Q: Can small brands compete with established players in AI search? A: Yes, but not in generic searches. When someone asks for "best CRM," Salesforce will dominate. But the Toronto data shows 50%+ of each engine's sources are unique to that engine. Focus on long-tail queries, specific use cases, and the unique source pools of your target engine. You don't need to beat Salesforce everywhere - just in the specific contexts your buyers search.

Q: Should I stop creating blog content for my website? A: No, but redistribute your effort. The 70/30 rule: spend 70% of content effort on earning third-party coverage and 30% on owned content. Your website content should be citation-ready (comparison tables, clear differentiators, structured data) rather than volume-focused. One perfectly structured comparison page beats ten generic blog posts.

Q: How do I measure GEO success? A: Traditional metrics like rankings don't apply. Track: (1) Citation rate - how often you appear in AI responses for target queries, (2) Share of voice - your citations vs competitors, (3) Source diversity - which publications cite you, (4) Query coverage - percentage of buying-intent queries where you appear. Run these checks weekly, analyze trends monthly.

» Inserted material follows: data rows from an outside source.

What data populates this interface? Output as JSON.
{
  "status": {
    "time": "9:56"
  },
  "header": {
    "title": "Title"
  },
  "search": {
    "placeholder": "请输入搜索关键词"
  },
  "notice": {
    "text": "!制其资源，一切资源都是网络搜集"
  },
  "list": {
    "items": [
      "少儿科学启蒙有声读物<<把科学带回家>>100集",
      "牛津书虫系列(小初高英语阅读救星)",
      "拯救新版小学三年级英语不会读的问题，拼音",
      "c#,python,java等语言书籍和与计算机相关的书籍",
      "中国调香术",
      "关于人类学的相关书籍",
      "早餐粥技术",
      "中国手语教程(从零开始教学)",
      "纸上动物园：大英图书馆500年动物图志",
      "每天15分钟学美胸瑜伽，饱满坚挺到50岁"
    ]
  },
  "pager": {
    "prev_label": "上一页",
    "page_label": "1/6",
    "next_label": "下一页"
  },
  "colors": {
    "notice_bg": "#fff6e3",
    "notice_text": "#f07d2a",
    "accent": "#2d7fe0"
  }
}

Q: What if my content is great but still not getting cited? A: You likely have a discovery problem, not a quality problem. Check if you're even in the retrieval set by looking at whether you rank in the top 20 on Google/Bing for those queries. AI engines can't cite what they can't find. Fix traditional SEO first, then optimize for citation.

Q: Is GEO worth it if only 34% of adults use AI search? A: That 34% isn't evenly distributed. In tech, it's likely 60%+. Among decision-makers at growth-stage companies, it could be 80%+. Plus, Perplexity handles 780 million queries monthly and growing. The question isn't whether to optimize for AI search, but whether you can afford to cede this channel to competitors while it's still emerging.

Q: How does language affect my GEO strategy? A: Dramatically. ChatGPT completely switches sources by language - almost zero overlap between English and Chinese results. Claude uses English sources regardless of query language. If you're global, you need earned media in each target language for ChatGPT, but strong English coverage works across languages for Claude. Know your market, know your engine.

Q: What's the biggest mistake companies make with GEO? A: Treating it like SEO with different keywords. GEO isn't about optimizing your website better. It's about becoming a cited source in the publications AI engines already trust. The biggest mistake is spending all your effort on owned content when AI engines pull 70%+ from earned media.